Don't mention to the religion crowd that they are both the loudest complainers and fiercest enforcers of "political correctness". They guffaw when particular groups prefer specific titles or reference wording, but break down in anguish at the slightest perceived threat against their fairy tale beliefs. It's quite sad what America has devolved into...

4. PLM
Kaysville, UT,
May 3, 2014

I'm sorry but depictions of polytheistic pagan gods in Hercules and a villainous priest in Hunchback don't really refer to the loving God the Christians and Jews revere. Do the writers have a better argument?

5. I know it. I Live it. I Love it.
Provo, UT,
May 3, 2014

These 2 are hardly experts on the matter and are just as subject to opinion as everyone who comments on the Deseret News.

Look at the trends, what makes money and what companies are doing. What's true is true is true. If they aren't making films with religious meaning, then they are avoiding them. Whether they'll say "God" or not is irrelevant. Whether religious faith and meaning is a factor in the protagonist's development in a story is worth more examination.

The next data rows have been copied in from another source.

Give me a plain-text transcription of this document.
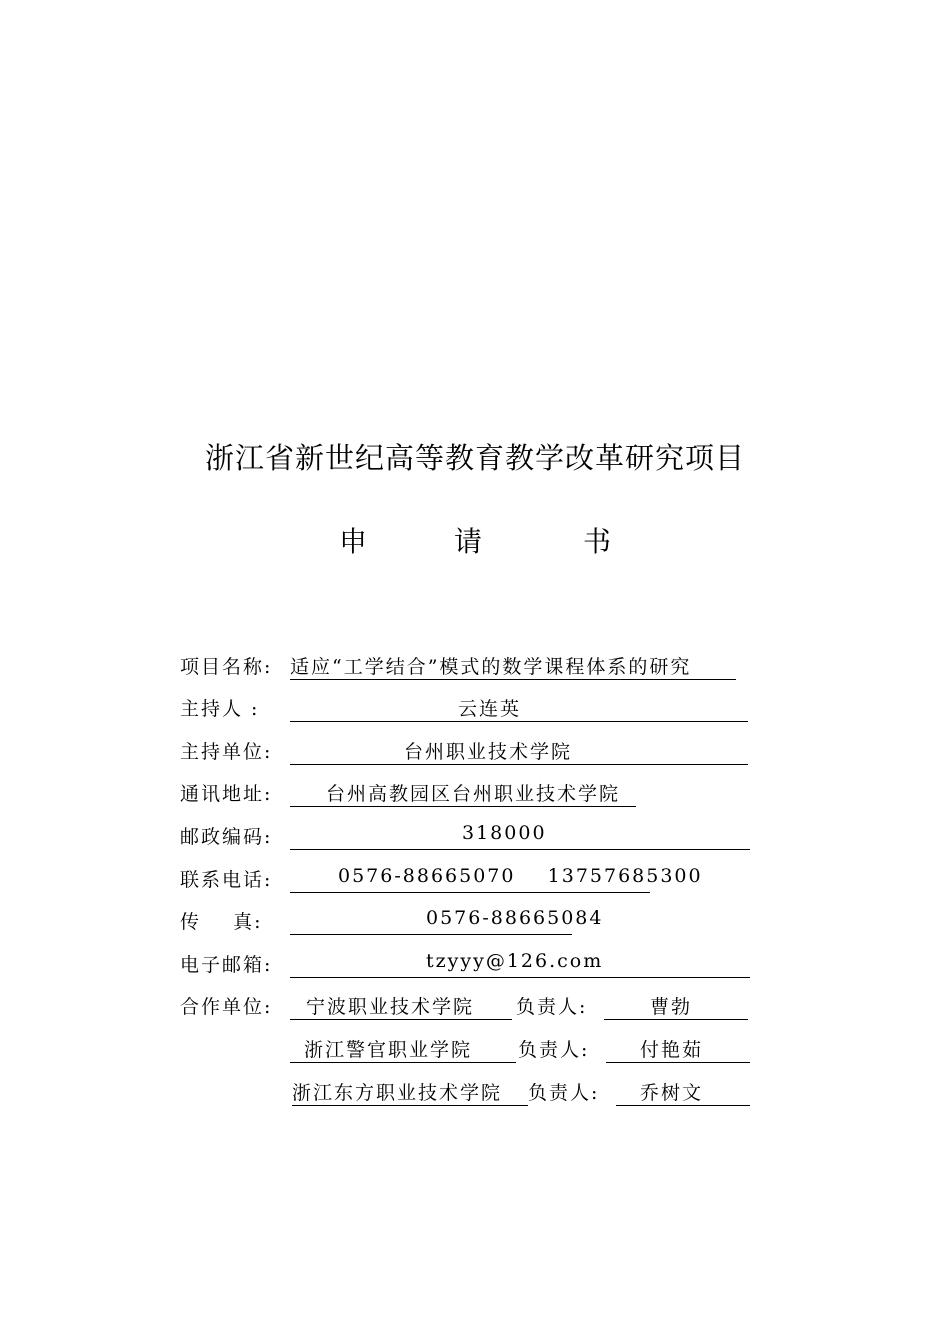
浙江省新世纪高等教育教学改革研究项目
申	请	书
项目名称: 适应“工学结合”模式的数学课程体系的研究
主持人 :	云连英
主持单位:	台州职业技术学院
通讯地址:	台州高教园区台州职业技术学院
邮政编码:	318000
联系电话:	0576-88665070    13757685300
传    真:	0576-88665084
电子邮箱:	tzyyy@126.com
合作单位: 宁波职业技术学院 负责人:	曹勃
浙江警官职业学院 负责人:	付艳茹
浙江东方职业技术学院 负责人: 乔树文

The truth is: Disney avoids religion in high-budget films. Belief in yourself and your own abilities (the workmanship of your own hands) appeals to a wider demographic. I'm starting to care less about watching popular films and more about finding good media that's genuine. It doesn't need to be religious, cheesy, or a tear-jerker. I just want something genuine, real, and more enjoyable than the cash-cow industry film.